Medreselerin gerek zaman ve mekân açısından gerekse hoca ve öğrencinin birbiriyle ve bunların halkla kurduğu ilişki açısından bu düzensizliği ve belirsizliği modern iktidar için bir sıkıntı kaynağı olacaktır. Çünkü ulema her şeyden önce bir meslek erbabı gibi değil, misyon duygusuyla hareket etmektedir. Önemli olan Allah’ın rızasıdır. Bu misyon duygusu ve mesleki kaygıdan bağımsız hareket etme yeni bir toplumsallık yaratır.

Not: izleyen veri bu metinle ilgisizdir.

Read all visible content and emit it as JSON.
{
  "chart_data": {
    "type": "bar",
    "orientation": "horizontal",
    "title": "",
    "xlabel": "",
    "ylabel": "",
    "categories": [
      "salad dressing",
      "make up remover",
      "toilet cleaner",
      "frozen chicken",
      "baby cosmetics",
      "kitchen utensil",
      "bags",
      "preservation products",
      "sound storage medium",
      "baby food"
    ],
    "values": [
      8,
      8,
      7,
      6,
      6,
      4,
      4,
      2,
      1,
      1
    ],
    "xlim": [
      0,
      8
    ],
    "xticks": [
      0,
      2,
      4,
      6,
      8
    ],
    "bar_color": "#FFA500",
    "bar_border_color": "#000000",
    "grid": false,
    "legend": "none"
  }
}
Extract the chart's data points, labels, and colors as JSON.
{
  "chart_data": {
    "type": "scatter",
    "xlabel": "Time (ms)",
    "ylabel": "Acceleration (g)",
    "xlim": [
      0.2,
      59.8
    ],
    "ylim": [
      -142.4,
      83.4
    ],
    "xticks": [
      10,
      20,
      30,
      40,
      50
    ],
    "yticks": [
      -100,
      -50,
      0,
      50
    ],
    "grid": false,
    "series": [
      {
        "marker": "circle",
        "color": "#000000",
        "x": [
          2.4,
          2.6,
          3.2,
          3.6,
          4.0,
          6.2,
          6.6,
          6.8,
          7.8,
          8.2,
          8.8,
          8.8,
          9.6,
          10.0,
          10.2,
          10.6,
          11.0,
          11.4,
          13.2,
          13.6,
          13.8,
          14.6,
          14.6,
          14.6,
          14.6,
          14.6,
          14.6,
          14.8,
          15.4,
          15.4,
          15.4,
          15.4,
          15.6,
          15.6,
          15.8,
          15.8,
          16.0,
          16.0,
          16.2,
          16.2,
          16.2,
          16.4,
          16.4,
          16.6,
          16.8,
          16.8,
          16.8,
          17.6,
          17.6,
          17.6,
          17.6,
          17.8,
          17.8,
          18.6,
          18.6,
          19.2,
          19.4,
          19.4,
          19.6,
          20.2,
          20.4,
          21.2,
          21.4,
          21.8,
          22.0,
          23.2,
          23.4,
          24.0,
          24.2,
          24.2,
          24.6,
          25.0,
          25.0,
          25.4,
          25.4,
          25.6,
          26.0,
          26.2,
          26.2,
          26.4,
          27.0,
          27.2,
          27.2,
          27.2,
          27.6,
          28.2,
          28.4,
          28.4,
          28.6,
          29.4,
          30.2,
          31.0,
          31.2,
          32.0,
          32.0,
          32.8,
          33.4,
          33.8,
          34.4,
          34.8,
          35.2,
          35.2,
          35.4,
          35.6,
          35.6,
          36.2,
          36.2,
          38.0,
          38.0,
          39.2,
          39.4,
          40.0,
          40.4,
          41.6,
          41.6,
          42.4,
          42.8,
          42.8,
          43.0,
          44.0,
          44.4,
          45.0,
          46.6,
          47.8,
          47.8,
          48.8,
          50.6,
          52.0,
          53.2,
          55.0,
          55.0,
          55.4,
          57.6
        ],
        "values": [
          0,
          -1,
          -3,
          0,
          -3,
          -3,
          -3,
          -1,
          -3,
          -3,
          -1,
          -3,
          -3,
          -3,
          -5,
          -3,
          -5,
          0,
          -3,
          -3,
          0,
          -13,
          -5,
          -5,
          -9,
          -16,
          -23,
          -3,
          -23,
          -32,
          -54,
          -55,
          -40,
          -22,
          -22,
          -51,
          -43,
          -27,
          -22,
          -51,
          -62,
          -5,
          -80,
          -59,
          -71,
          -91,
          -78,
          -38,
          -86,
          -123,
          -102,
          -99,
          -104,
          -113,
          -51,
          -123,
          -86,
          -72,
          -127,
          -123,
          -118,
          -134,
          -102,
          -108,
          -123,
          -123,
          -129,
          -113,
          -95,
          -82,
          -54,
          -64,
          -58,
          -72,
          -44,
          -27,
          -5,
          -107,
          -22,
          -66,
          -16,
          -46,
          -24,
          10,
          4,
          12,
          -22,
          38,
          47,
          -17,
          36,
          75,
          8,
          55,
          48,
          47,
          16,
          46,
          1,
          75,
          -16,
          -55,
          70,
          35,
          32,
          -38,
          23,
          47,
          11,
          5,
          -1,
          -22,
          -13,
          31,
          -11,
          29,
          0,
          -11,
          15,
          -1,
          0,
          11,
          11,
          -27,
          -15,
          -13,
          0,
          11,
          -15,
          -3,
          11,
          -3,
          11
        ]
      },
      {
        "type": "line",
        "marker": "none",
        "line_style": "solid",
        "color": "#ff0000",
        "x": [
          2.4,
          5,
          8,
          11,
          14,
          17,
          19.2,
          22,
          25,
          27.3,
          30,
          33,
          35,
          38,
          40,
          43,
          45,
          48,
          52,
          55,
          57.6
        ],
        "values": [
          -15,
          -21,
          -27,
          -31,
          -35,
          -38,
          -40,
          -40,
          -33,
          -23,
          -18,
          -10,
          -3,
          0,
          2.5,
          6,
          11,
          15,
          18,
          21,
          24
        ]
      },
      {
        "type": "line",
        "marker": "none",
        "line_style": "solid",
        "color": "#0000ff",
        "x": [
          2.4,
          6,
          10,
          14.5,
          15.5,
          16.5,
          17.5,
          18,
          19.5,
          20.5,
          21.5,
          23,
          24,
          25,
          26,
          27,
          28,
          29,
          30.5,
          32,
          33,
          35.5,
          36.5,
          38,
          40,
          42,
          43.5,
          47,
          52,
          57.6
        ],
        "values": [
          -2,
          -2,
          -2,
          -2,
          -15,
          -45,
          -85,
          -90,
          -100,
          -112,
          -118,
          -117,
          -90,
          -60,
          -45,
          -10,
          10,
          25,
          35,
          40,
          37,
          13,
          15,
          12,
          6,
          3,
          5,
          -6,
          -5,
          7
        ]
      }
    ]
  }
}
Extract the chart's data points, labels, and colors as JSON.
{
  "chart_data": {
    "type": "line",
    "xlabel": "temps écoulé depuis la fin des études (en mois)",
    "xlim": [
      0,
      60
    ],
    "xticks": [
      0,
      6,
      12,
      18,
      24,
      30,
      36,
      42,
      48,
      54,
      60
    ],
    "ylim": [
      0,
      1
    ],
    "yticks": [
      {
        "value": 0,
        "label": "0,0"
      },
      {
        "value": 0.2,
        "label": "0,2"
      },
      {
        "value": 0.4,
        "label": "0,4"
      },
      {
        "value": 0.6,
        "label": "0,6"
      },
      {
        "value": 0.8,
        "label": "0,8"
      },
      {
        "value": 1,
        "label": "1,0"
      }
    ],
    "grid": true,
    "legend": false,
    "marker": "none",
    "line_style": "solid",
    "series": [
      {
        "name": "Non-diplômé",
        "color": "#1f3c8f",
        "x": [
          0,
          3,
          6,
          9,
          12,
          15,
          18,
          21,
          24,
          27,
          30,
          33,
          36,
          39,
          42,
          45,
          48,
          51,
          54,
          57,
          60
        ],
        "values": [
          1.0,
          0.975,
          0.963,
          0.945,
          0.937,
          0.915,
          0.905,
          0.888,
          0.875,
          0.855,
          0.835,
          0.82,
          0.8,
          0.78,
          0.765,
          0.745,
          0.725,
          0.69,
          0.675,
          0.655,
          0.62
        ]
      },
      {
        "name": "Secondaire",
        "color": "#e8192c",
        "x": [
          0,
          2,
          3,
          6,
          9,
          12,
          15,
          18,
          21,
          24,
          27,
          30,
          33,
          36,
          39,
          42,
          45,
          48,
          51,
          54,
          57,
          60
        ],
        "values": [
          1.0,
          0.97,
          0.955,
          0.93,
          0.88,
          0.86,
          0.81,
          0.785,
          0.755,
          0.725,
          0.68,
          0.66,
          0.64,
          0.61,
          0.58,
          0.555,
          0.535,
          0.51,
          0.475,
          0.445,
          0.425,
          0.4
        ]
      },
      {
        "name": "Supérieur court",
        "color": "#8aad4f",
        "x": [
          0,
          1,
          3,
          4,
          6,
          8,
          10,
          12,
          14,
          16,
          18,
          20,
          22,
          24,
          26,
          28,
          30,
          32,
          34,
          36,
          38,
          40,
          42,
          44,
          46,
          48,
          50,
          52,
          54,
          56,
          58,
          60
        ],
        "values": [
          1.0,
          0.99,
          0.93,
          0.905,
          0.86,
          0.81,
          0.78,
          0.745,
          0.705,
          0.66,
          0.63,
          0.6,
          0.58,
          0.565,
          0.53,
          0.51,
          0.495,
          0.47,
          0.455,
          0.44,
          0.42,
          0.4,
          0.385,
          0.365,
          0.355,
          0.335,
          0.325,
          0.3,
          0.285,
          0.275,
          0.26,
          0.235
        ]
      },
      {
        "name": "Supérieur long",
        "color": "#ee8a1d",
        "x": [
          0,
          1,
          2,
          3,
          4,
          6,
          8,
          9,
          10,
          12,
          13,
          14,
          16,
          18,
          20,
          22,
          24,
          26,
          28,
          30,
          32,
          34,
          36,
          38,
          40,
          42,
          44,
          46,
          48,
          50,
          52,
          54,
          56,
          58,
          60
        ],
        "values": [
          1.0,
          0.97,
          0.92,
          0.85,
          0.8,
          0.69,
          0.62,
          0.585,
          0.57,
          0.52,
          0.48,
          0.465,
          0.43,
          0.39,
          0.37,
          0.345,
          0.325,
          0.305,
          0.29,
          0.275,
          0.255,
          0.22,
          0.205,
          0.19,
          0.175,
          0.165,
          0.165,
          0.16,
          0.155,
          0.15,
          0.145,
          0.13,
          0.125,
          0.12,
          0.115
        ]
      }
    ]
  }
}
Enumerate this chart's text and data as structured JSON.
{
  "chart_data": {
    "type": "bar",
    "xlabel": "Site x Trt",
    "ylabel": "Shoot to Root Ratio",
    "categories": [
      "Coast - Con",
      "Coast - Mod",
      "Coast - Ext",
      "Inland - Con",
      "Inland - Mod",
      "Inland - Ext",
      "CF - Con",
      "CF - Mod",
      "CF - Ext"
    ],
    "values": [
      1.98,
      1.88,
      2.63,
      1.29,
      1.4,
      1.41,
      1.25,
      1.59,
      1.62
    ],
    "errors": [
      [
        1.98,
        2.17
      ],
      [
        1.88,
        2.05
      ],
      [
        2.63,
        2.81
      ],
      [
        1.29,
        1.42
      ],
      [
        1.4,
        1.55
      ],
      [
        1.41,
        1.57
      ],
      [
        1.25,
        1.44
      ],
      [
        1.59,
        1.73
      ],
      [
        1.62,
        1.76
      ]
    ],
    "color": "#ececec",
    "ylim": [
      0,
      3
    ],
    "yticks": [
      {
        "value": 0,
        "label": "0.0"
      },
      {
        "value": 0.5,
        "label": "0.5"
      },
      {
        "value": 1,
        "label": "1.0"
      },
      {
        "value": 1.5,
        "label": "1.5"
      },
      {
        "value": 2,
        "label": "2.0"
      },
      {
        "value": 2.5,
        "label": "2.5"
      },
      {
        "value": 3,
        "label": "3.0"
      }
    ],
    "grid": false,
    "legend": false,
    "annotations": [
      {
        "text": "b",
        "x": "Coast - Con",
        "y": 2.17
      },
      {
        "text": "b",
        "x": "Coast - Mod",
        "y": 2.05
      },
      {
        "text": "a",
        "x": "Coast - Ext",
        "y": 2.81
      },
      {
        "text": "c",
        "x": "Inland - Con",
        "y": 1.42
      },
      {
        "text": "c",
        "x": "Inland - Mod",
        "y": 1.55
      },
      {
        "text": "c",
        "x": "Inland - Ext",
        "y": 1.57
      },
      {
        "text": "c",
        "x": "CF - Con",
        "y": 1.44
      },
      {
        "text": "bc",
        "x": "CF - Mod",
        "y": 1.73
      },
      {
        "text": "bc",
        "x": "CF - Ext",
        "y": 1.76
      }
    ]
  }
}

Elbette ki bu da modern iktidar için bir sıkıntı kaynağıdır.
Özellikle II. Meşrutiyet döneminde gerçekleştirilen uygulamalarla medreseler bir düzene sokulmaya çalışılsalar da bunların o günkü yokluk ve savaş ortamında Doğunun her köyüne ulaşmasını beklemek mümkün değildir.
Beylikler döneminden kalan şiirlerdeki tasavvufa baktığımızda genelde aşk ve cezbe merkezli bir tasavvuf göze çarpar. Oysa Beyliklerden sonraki dönemde genelde zühd ağırlıklı bir tasavvuf anlayışına rastlıyoruz. İslam dünyasında zühd ağırlıklı tasavvuf genelde buhran, karmaşa ve yoksulluk dönemlerinde gelişmiştir. Dünya malına, makam ve mevkiye önem vermeme, azla yetinme, Allah korkusu, kul hakkı, insanın başına ne tür zorluklar gelirse gelsin insan haktan yana olduğu müddetçe adaletin mutlaka tecelli edeceği, zahiren sıkıntılı olan şeylerin, batında insan için hayırlı olabileceğine dair inanç bu tasavvuf anlayışının temel düsturlarıdır. Bu anlayışlar hem şiirlerde hem de sözlü edebiyatla halk arasında iyice yaygınlaşmıştır.
Kentsel yaşamın büyük ölçüde tahrip olduğu, resmi bir otoitenin tam olarak tesis edilemediği, aşırı yoksullaşmanın meydana geldiği Doğu kırı böylesi bir medrese müfredatı ve tasavvuf anlayışı ile oldukça muhafazakar ve dindar bir karaktere ve değerlere sahip hale gelmiştir.